On Tuesday, 6 September 2022 at 10:06:59 UTC, Quirin Schroll wrote:

>
  • Aforementioned const(int*) becoming const(int)*. That does not happen with custom struct S(T) automatically even in cases where it is provably correct, and there is no way to tell the D compiler that copies of const(S!int) are better understood to be S!(const int).

Consider

struct S(T){
  T val;
  int idx;

  void inc(){
    idx++;
  }
}

then s.inc() is valid if s id S!(const int) but not if s is const S!int!

Of course. That’s e.g. what a reference counted pointer would do.

>

Again consider

struct S(T){
   int dat;
   T func(T dat){ ... }
}

in this example conversion of S!(const int) to const S!int has much less sense. If you want to perform a such conversion then you should instead introduce a "cloning" method:

This one isn’t even vaguely a container of T. You could argue about int*, and the case for int[] is obvious.
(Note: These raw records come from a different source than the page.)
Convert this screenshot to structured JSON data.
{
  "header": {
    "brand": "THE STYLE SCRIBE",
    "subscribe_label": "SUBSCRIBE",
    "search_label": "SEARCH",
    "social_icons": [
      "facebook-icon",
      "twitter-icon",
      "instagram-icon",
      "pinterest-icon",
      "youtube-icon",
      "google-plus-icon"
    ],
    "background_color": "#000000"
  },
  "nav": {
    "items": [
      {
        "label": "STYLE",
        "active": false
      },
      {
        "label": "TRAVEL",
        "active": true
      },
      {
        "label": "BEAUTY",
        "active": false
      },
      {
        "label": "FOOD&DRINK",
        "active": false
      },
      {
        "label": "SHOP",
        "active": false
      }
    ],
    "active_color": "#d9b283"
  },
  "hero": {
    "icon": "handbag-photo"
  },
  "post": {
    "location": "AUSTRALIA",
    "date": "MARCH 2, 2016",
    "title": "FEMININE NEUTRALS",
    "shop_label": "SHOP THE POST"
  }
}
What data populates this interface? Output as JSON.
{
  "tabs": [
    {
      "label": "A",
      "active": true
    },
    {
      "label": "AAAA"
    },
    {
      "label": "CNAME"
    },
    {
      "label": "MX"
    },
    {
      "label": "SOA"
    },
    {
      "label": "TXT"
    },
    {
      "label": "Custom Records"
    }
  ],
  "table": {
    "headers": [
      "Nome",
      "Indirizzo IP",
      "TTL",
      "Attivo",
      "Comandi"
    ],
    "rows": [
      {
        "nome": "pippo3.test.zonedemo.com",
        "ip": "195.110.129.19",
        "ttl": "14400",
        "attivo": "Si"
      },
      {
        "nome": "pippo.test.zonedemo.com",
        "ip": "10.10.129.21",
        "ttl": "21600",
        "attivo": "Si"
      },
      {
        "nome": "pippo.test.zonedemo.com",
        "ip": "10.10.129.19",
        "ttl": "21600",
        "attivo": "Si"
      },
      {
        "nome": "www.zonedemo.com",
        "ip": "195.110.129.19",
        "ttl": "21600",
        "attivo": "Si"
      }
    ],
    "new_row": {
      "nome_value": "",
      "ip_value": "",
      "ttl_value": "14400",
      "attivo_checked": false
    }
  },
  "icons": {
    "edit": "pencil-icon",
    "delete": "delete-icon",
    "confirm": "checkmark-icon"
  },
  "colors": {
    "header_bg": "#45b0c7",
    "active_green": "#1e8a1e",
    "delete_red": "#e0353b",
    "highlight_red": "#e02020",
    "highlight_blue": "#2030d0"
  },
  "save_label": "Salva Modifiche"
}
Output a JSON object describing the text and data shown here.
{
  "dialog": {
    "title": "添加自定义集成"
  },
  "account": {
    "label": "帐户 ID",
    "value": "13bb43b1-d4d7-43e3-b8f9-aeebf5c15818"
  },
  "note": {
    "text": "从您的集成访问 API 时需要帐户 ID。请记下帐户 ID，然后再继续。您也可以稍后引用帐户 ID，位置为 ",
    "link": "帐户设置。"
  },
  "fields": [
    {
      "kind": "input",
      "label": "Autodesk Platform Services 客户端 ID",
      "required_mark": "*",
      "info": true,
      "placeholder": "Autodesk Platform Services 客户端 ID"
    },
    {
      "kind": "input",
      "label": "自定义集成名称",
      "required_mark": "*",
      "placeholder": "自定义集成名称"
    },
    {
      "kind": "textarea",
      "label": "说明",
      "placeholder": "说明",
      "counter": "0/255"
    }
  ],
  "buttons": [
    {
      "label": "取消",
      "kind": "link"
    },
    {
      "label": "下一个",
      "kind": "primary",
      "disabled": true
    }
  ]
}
I’m not entirely sure what you want to tell me. In the cases of containers, it’s probably even possible to a large degree to use introspection to provide a wide-ranging clone. The relevant part is that when you clone, you have to be explicit.

There’s tension between stuff being handy when using known types and known functions, and stuff being simple using templates’ type arguments and function templates.

September 07, 2022

On Tuesday, 6 September 2022 at 17:45:50 UTC, Nick Treleaven wrote:

>

On Tuesday, 6 September 2022 at 10:06:59 UTC, Quirin Schroll wrote:

>
  • Aforementioned const(int*) becoming const(int)*. That does not happen with custom struct S(T) automatically even in cases where it is provably correct, and there is no way to tell the D compiler that copies of const(S!int) are better understood to be S!(const int).

There is at least a library pattern:
https://dlang.org/blog/2020/06/25/a-pattern-for-head-mutable-structures/

I really wish that had gone somewhere. There's not a lot of code to it, it's almost all library code that the user doesn't see, and it would provide a solution while we wait for the promised compiler support for the same thing (which I don't think would be very different - you'll need to specify the behavior for complex cases anyway). Also, it's not worth a whole lot as a library if Phobos doesn't implement it.

--
Simen

September 07, 2022

On Tuesday, 6 September 2022 at 17:48:53 UTC, Quirin Schroll wrote:

>

This one isn’t even vaguely a container of T.

Exactly, what you say is valid only for containers not for generic templated objects. It's better to provide a custom method that apply the needed conversion:

struct myContainer(T){
  ...
  const(myContainer!(Unconst!T)) shareConst() const{
    //do stuff
  }
}
>

I’m not entirely sure what you want to tell me. In the cases of containers, it’s probably even possible to a large degree to use introspection to provide a wide-ranging clone. The relevant part is that when you clone, you have to be explicit.

I don't think that could be possible to implement such feature without heavy drawbacks, it's smarter to implement custom conversion methods for each templated object since "cloning an object" may assume different meaning depending of its type. For example in this project cloning an object means "create a new object that doesn't share any indirection with the original one", however this condition is often too restrictive for containers since you don't want to clone each stored object.

An unique solution that works for every object doesn't exists, it's better that each programmer implements the preferred strategy in his code.